The contrast with China makes this clear. Faced with limits on advanced chips, Chinese firms were forced to optimize. Models like DeepSeek reached comparable performance using far fewer resources, not through magic, but through efficiency techniques that already existed.

The implication is unsettling. The waste was optional.

US companies could have pursued efficiency earlier. They did not, because abundance rewards size and speed. Restraint looks weak when money is easy and narratives celebrate dominance.

This reframes the AGI debate. If most researchers do not believe current systems are on a path to general intelligence, inevitability begins to look less like fact and more like a story we tell to avoid responsibility.

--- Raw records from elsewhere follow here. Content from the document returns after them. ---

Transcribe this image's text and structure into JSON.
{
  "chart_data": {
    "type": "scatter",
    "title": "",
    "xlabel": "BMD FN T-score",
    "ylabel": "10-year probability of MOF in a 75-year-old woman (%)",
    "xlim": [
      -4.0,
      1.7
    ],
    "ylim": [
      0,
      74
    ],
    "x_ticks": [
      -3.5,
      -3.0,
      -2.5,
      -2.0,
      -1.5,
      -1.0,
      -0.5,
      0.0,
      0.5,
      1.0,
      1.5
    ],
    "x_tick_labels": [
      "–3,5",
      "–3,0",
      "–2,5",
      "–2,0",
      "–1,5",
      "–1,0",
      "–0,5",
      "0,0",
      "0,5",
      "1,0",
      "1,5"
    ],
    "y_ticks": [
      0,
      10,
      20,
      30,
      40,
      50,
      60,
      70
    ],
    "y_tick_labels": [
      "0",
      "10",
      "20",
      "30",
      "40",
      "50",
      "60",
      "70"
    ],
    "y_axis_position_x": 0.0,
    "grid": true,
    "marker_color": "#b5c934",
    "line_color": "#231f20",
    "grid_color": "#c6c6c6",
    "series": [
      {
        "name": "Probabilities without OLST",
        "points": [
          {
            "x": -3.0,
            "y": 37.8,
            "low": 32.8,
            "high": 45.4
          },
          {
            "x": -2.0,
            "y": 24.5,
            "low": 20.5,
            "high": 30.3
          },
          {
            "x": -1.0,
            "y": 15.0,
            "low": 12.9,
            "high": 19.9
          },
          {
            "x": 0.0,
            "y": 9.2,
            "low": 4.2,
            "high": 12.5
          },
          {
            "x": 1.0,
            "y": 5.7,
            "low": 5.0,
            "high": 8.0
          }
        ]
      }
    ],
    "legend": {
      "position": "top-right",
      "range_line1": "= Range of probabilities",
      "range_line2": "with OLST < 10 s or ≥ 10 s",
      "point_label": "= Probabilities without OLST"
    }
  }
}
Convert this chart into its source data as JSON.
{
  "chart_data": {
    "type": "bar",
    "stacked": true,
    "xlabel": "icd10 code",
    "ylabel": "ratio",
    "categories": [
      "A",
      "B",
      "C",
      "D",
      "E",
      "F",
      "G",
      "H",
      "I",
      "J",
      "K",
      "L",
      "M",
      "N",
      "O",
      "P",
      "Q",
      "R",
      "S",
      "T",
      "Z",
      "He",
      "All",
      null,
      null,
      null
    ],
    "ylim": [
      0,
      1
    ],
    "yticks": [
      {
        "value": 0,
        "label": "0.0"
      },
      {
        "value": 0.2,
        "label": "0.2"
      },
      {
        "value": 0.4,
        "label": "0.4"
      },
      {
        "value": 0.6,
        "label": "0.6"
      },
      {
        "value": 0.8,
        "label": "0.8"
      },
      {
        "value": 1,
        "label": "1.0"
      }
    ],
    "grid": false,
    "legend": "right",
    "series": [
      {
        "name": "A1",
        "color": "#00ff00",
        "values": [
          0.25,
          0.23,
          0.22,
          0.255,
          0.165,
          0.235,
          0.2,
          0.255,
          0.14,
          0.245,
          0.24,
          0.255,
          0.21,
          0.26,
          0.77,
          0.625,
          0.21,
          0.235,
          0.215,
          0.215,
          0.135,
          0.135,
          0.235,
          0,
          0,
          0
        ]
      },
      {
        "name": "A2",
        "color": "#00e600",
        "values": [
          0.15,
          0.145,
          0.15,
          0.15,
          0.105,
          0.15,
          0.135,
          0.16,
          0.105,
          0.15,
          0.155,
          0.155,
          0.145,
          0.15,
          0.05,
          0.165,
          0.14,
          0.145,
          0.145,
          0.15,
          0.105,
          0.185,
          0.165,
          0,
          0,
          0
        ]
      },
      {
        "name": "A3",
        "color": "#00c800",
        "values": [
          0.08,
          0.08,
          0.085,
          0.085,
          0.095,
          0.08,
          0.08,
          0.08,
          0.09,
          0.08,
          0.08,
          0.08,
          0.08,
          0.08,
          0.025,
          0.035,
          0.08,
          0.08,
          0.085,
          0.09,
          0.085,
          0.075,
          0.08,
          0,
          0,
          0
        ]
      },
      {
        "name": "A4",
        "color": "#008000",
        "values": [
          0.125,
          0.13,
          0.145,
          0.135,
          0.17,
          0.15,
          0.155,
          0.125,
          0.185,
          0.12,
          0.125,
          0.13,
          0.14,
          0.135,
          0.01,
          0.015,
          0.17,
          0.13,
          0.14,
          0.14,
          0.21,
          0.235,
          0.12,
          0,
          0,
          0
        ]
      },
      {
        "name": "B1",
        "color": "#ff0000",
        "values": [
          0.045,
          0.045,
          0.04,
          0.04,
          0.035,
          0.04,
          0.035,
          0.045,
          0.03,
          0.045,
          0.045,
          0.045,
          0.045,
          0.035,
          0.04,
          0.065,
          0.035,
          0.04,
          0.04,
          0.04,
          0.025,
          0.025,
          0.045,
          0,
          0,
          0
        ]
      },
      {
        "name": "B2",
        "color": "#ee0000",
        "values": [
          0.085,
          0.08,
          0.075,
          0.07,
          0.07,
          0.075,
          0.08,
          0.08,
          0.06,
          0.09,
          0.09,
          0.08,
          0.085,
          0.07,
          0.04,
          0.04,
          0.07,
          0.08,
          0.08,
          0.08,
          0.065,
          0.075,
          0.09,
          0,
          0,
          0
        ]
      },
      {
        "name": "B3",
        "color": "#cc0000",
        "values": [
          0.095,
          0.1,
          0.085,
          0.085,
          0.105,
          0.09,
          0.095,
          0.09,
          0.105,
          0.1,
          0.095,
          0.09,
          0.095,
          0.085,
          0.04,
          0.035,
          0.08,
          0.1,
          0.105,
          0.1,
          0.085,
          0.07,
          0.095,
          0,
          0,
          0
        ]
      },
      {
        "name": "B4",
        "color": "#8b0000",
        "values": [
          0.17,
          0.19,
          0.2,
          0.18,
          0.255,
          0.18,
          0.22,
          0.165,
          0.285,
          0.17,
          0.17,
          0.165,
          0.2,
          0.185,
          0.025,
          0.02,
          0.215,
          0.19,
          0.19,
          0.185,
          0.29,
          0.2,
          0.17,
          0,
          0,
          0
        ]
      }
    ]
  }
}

Inevitability is not physics. It is choice.

The question we keep avoiding

Across both sessions, one question kept surfacing without ever being asked directly.

Do we actually need this?

Not in the abstract. Not as a thought experiment. But in the concrete sense of what we are choosing to build, fund, and normalize.

During the panel, a tension lingered. On one hand, these systems are described as brittle, narrow, and far from human intelligence. On the other, they are framed as forces powerful enough to reshape labor, culture, and geopolitics. We move between dismissal and awe, rarely stopping to ask why both narratives coexist.

Karen Hao’s work sharpens this contradiction. When companies market systems as universal problem solvers, they invite misuse they cannot govern. When they frame themselves as humanity’s last defense, they demand trust without accountability. And when they insist that progress requires ever more scale, they quietly move the costs onto communities that never agreed to carry them.

The question, then, is not whether AI can do more. It is whether this particular version of AI, built around concentration and opacity, aligns with what we actually want.

Both sessions pointed toward a quieter alternative. Narrow systems. Clear boundaries. Accountability by design. Tools meant to assist, not replace.

This is not a rejection of ambition. It is a demand for choice.

Because when we avoid the question, someone else answers it for us. And by the time the answer becomes visible, it may already be embedded in infrastructure, contracts, and habits that are hard to undo.

END NOTE

Walking out of the event that weekend, I did not feel alarmed. I felt recalibrated.

Both sessions stripped away a convenient illusion. That AI is something happening to us, rather than something being built through a series of very human choices. Choices about money. About speed. About who gets heard and who absorbs the cost.

What stayed with me was not a fear of machines becoming too intelligent. It was a discomfort with how quickly we outsource judgment. When we accept narratives of inevitability, we stop asking who benefits, who decides, and who pays. We stop noticing when abstraction hides impact.

Neither session argued for rejecting AI. In fact, both suggested the opposite. That care, constraint, and specificity are signs of seriousness, not resistance. That tools designed with limits can be more powerful than systems designed to do everything. That progress does not always look like acceleration.

I keep coming back to a simple idea from the panel discussion. Intelligence is not just about doing more tasks. It is about knowing which ones matter. That applies to humans as much as it does to machines.

If there is a takeaway from holding these two rooms together, it is this. The future of AI will not be decided by benchmarks or roadmaps alone. It will be shaped by what we normalize, what we question, and what we quietly allow to pass as inevitable.

Slowing down to ask better questions is not anti-technology. It is how we stay involved in the story rather than becoming footnotes to it.

That, to me, feels like the real work ahead.